A. Temyiz Yoluna Başvuranlar

Bölge Adliye Mahkemesinin yukarıda belirtilen kararına karşı süresi içinde davacı kadın vekili tarafından temyiz isteminde bulunmuştur.

B. Temyiz Sebepleri

Davacı kadın vekili tarafından Bölge Adliye Mahkemesinin istinaf başvurusunun esastan reddi kararının hatalı olduğu belirtilerek, istinaf dilekçesinde ileri sürülen sebeplerle hükmün tamamı yönünden Bölge Adliye Mahkemesi kararının bozulması talep edilmiştir.

1. Uyuşmazlık ve Hukuki Nitelendirme

Uyuşmazlık, davacı kadının boşanma davasının kabulü koşullarının oluşup, oluşmadığı, taraflar arasında ortak hayatı temelinden sarsacak derecede ve birliğin devamında imkan vermeyecek nitelikte bir geçimsizlik bulunup bulunmadığı, geçimsizlik var ise kusurun kimden kaynaklandığı noktasında toplanmaktadır.

2. İlgili Hukuk

4721 sayılı Kanun'un 166 ncı maddesinin birinci ve ikinci fıkrası. 6100 sayılı Hukuk Muhakemeleri kanunu'nun (6100 sayılı Kanun) 369 uncu, 370 nci, 371 inci maddeleri.

3. Değerlendirme

1.Bölge adliye mahkemelerinin nihai kararlarının bozulması 6100 sayılı Kanun'un 371 inci maddesinde yer alan sebeplerden birinin varlığı hâlinde mümkündür.

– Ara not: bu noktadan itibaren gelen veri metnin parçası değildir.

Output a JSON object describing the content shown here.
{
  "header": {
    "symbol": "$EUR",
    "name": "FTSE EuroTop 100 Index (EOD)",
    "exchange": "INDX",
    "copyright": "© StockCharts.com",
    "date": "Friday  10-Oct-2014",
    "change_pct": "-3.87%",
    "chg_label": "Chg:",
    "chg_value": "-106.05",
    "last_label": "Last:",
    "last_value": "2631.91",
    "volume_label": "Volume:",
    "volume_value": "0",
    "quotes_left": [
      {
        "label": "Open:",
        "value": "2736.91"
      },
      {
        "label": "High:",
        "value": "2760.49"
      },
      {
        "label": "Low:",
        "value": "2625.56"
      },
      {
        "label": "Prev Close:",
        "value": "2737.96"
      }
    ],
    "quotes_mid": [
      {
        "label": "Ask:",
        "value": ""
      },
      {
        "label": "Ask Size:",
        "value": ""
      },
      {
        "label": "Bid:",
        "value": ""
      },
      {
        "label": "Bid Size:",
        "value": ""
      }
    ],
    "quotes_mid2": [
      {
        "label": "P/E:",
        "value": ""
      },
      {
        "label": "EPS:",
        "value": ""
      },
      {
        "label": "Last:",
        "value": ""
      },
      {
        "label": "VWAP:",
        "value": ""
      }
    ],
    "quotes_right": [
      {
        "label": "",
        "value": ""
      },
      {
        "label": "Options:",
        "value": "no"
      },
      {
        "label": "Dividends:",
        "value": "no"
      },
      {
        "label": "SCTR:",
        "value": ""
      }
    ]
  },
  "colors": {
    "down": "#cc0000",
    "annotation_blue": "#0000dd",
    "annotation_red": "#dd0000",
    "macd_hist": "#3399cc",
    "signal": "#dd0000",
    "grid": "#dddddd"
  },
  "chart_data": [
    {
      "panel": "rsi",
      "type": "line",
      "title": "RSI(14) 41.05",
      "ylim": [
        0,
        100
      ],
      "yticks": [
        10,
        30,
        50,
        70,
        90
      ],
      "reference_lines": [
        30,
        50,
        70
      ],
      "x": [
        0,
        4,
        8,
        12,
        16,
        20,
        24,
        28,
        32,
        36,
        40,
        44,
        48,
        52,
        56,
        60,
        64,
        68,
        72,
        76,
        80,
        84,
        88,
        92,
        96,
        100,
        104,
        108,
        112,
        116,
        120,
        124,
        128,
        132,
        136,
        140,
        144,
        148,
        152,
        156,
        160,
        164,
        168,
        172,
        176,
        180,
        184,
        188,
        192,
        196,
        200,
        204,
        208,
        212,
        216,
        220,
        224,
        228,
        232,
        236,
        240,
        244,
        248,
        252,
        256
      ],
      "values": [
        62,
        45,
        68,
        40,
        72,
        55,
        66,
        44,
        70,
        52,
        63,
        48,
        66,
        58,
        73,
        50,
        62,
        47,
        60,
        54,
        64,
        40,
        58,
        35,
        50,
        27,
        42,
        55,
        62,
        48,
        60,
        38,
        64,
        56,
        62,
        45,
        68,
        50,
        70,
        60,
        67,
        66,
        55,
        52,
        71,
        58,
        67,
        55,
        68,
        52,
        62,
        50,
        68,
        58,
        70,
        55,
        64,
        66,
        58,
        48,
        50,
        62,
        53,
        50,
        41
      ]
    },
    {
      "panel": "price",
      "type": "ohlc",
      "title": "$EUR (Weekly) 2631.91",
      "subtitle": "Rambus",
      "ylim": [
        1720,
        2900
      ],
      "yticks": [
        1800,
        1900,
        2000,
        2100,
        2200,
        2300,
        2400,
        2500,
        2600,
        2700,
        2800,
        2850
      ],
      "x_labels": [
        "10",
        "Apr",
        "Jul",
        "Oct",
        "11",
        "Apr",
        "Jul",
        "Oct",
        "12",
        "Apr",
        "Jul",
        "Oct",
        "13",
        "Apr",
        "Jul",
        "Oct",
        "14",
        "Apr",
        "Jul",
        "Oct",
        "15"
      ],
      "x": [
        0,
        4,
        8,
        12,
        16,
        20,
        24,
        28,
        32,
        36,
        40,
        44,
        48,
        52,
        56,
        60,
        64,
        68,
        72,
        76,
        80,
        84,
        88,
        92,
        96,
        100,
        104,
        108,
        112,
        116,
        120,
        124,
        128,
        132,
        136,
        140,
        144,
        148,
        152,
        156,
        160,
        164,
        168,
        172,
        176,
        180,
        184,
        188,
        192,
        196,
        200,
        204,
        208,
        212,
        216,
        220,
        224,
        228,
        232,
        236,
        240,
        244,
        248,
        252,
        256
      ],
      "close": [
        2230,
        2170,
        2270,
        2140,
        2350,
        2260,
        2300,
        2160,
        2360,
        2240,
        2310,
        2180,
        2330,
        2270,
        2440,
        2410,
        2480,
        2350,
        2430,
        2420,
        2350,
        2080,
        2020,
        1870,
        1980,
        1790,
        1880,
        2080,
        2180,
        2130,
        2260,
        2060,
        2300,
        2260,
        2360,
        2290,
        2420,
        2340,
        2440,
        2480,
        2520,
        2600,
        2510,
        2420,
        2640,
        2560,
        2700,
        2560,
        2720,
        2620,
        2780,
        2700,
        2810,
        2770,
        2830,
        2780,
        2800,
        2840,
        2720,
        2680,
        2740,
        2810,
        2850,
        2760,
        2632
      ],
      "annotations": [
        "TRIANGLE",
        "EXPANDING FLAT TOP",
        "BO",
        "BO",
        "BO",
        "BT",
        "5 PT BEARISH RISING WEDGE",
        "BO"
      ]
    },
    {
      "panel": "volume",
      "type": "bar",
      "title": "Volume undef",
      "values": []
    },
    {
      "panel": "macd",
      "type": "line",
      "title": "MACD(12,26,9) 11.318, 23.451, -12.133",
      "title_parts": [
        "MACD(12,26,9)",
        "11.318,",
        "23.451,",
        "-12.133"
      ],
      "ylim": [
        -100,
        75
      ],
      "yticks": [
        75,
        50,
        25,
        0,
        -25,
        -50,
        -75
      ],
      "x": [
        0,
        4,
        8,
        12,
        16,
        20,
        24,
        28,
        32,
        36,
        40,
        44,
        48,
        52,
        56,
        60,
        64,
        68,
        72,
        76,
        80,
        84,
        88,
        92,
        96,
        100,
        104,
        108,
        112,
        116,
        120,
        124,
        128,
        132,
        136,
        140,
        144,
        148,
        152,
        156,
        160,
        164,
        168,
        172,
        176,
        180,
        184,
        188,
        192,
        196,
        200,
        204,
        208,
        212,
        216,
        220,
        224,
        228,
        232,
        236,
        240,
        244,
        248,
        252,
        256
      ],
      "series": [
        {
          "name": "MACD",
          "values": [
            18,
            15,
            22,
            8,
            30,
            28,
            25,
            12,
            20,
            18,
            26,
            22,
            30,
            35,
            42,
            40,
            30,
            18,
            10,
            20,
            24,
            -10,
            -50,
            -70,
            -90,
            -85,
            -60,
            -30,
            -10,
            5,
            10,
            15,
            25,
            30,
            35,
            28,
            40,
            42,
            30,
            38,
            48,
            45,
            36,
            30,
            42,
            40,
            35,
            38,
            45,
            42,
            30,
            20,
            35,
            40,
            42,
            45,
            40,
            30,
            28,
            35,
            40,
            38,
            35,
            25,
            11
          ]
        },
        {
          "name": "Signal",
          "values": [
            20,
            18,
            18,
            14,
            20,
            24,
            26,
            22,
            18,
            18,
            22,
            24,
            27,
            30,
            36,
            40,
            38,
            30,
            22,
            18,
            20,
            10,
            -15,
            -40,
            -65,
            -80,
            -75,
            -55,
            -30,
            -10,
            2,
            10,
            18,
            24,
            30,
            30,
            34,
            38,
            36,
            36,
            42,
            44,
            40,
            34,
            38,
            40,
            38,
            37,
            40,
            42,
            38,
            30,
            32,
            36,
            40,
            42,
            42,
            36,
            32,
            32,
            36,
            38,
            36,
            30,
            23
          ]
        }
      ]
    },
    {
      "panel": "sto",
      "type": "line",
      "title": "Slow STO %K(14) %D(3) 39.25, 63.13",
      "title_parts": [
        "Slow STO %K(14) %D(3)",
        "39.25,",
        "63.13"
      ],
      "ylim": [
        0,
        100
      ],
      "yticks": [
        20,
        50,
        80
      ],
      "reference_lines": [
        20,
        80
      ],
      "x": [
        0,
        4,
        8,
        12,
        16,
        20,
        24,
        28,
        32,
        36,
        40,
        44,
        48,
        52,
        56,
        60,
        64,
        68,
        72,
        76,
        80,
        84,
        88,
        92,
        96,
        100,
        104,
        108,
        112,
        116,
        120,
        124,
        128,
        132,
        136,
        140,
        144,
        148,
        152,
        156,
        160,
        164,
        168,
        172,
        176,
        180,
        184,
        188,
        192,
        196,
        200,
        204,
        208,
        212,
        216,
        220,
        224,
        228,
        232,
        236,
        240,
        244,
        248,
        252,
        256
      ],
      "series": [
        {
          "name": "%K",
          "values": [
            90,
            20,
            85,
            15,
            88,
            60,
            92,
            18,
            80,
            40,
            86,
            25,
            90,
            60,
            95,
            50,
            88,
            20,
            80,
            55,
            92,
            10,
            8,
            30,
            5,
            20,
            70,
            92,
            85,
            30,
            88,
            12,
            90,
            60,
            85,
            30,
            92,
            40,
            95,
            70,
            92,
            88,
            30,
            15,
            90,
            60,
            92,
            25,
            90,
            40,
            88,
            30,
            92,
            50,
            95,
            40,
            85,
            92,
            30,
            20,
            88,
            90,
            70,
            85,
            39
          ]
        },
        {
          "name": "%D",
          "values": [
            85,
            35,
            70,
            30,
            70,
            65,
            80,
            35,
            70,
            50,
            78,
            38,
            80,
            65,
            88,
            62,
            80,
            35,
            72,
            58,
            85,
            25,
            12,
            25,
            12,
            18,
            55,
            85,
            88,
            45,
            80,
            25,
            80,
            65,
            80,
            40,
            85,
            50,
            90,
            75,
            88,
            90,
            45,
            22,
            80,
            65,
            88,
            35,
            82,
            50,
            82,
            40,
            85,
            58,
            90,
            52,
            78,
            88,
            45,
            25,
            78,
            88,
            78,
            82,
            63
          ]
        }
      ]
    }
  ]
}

2. Temyizen incelenen karar, tarafların karşılıklı iddia ve savunmalarına, dayandıkları belgelere,

uyuşmazlığa uygulanması gereken hukuk kuralları ile hukuki ilişkinin nitelendirilmesine, dava şartlarına, yargılama ve ispat kuralları ile kararda belirtilen gerekçelere göre usul ve kanuna uygun olup davacı kadın vekilince temyiz dilekçesinde ileri sürülen nedenler kararın bozulmasını gerektirecek nitelikte görülmemiştir.

VI. KARAR

Açıklanan sebeple;

Temyiz olunan Bölge Adliye Mahkemesi kararının 6100 sayılı Kanun'un 370 inci maddesinin birinci fıkrası uyarınca ONANMASINA,

Aşağıda yazılı temyiz giderinin temyiz edene yükletilmesine,

Dosyanın İlk Derece Mahkemesine, kararın bir örneğinin Bölge Adliye Mahkemesine gönderilmesine,

04.07.2023 tarihinde oy birliğiyle karar verildi.